O mundo não deve ficar de braços cruzados
Enquanto a crise em Myanmar, e o futuro do Sit-Tat, provavelmente será decidida no campo de batalha, a inação da comunidade internacional para detê-la só contribuirá para o desdobramento do cataclismo humanitário. No entanto, muitos na comunidade internacional olham para o outro lado, pois os militares de Mianmar cometem crimes atrozes contra seus compatriotas. Esta ignorância intencional contrasta fortemente com a resposta da comunidade internacional às atrocidades cometidas pelos militares russos na Ucrânia.
A comunidade global ainda não percebeu plenamente que o Sit-Tat como instituição é insalubre e deve ser substituído, fato que o povo de Mianmar conhece muito bem. Muitos na comunidade internacional ainda argumentam que o Sit-Tat reinstalará o governo civil através de um acordo negociado e restaurará a estabilidade. Mas isto não é realista, pois “os generais sucessivos dos militares sempre presumiram que a negociação vem de uma posição de fraqueza, e que o compromisso é de perder”. Mesmo que eles entrem em negociações, não é por razões genuínas, mas para ganhar tempo.
Como a história mostra, os militares com sua cultura profundamente interiorizada de atrocidades é, como observou um analista, um exército de escuridão.
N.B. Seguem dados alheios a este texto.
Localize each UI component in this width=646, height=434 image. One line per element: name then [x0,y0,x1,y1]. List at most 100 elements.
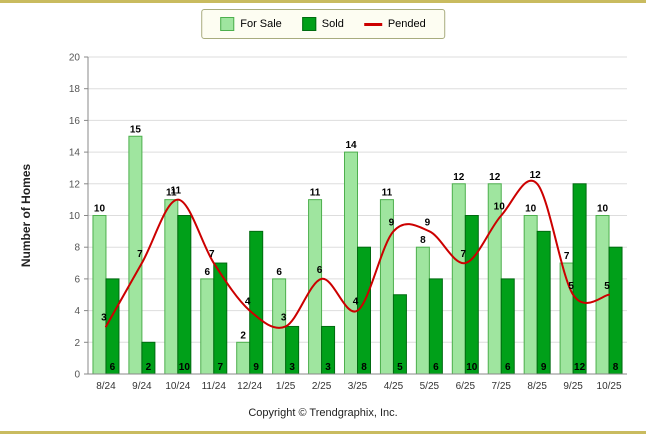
copyright-text: Copyright © Trendgraphix, Inc. [248,407,398,419]
y-tick-label: 8 [74,243,80,254]
for-sale-value-label: 11 [382,188,393,199]
pended-value-label: 6 [317,265,323,276]
legend-item-pended: Pended [363,18,426,30]
sold-value-label: 10 [466,362,478,373]
for-sale-value-label: 11 [310,188,321,199]
sold-value-label: 3 [289,362,295,373]
for-sale-value-label: 10 [94,204,106,215]
sold-value-label: 3 [325,362,331,373]
legend-item-for-sale: For Sale [220,17,282,31]
bar-for-sale [523,215,538,375]
legend-label-for-sale: For Sale [240,18,282,30]
x-axis-label: 8/24 [96,381,116,392]
x-axis-label: 4/25 [384,381,404,392]
y-tick-label: 14 [69,148,81,159]
for-sale-value-label: 10 [597,204,609,215]
pended-value-label: 12 [530,170,542,181]
for-sale-value-label: 6 [204,267,210,278]
bar-sold [105,278,120,375]
y-tick-label: 18 [69,84,81,95]
top-border [0,0,646,3]
bar-sold [177,215,192,375]
for-sale-value-label: 10 [525,204,537,215]
pended-value-label: 7 [209,249,215,260]
sold-value-label: 6 [505,362,511,373]
pended-value-label: 5 [604,281,610,292]
bar-for-sale [415,246,430,375]
bar-for-sale [308,199,323,375]
bar-for-sale [236,341,251,375]
x-axis-label: 8/25 [527,381,547,392]
sold-value-label: 2 [146,362,152,373]
y-tick-label: 4 [74,306,80,317]
x-axis-label: 9/24 [132,381,152,392]
x-axis-label: 9/25 [563,381,583,392]
y-tick-label: 6 [74,274,80,285]
y-axis-title: Number of Homes [19,164,33,268]
pended-value-label: 9 [425,217,431,228]
bar-for-sale [164,199,179,375]
sold-value-label: 12 [574,362,586,373]
for-sale-value-label: 2 [240,330,246,341]
pended-value-label: 5 [568,281,574,292]
sold-value-label: 6 [433,362,439,373]
y-tick-label: 12 [69,179,81,190]
legend-item-sold: Sold [301,17,344,31]
bar-for-sale [92,215,107,375]
bar-for-sale [200,278,215,375]
for-sale-swatch [220,17,235,31]
pended-value-label: 11 [171,186,182,197]
y-tick-label: 0 [74,370,80,381]
x-axis-label: 2/25 [312,381,332,392]
pended-value-label: 4 [353,297,359,308]
for-sale-value-label: 12 [453,172,465,183]
bar-sold [249,230,264,375]
x-axis-label: 5/25 [420,381,440,392]
pended-line [104,179,611,329]
pended-value-label: 7 [461,249,467,260]
y-tick-label: 10 [69,211,81,222]
x-axis-label: 7/25 [491,381,511,392]
for-sale-value-label: 8 [420,235,426,246]
pended-value-label: 4 [245,297,251,308]
bar-sold [608,246,623,375]
pended-value-label: 7 [137,249,143,260]
sold-swatch [301,17,316,31]
sold-value-label: 6 [110,362,116,373]
for-sale-value-label: 6 [276,267,282,278]
legend-label-sold: Sold [321,18,344,30]
pended-value-label: 10 [494,202,506,213]
bottom-border [0,431,646,434]
pended-value-label: 9 [389,217,395,228]
x-axis-label: 1/25 [276,381,296,392]
x-axis-label: 12/24 [237,381,262,392]
bar-for-sale [451,183,466,375]
for-sale-value-label: 14 [345,140,357,151]
sold-value-label: 8 [613,362,619,373]
sold-value-label: 9 [541,362,547,373]
for-sale-value-label: 11 [166,188,177,199]
y-tick-label: 20 [69,53,81,64]
legend-label-pended: Pended [387,18,426,30]
for-sale-value-label: 7 [564,251,570,262]
sold-value-label: 5 [397,362,403,373]
bar-sold [500,278,515,375]
bar-sold [428,278,443,375]
x-axis-label: 10/24 [165,381,190,392]
sold-value-label: 7 [217,362,223,373]
x-axis-label: 6/25 [456,381,476,392]
pended-line-swatch [363,22,382,26]
sold-value-label: 10 [179,362,191,373]
sold-value-label: 8 [361,362,367,373]
sold-value-label: 9 [253,362,259,373]
bar-sold [357,246,371,375]
bar-sold [464,215,479,375]
x-axis-label: 10/25 [597,381,622,392]
for-sale-value-label: 15 [130,124,142,135]
pended-value-label: 3 [101,312,107,323]
bar-sold [572,183,587,375]
chart-legend: For Sale Sold Pended [201,9,445,39]
x-axis-label: 3/25 [348,381,368,392]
Ele não se preocupará com a democracia, a estabilidade e o futuro do país, mas apenas em manter seu domínio sobre o poder por todos os meios que julgar necessários. E, considerando sua ideologia tutelar e sua cultura de atrocidades, isto inclui a escalada da violência em massa.
Esperar que os militares com uma profunda cultura institucional de atrocidades para trazer o país de volta a um futuro democrático e estável é pura fantasia. Sem reformar radicalmente a instituição, o Sit-Tat será sempre um comprimido venenoso para o futuro do país. O povo de Mianmar está experimentalmente bem ciente deste fato, por isso, sacrifica-se para a tarefa hercúlea de assumir o Sit-Tat para trazer o país de volta a um estado democrático estável. À medida que o povo de Mianmar embarca nesta luta, a comunidade internacional deve fazer mais para apoiar e ficar junto com o povo contra o monstruoso Sit-Tat.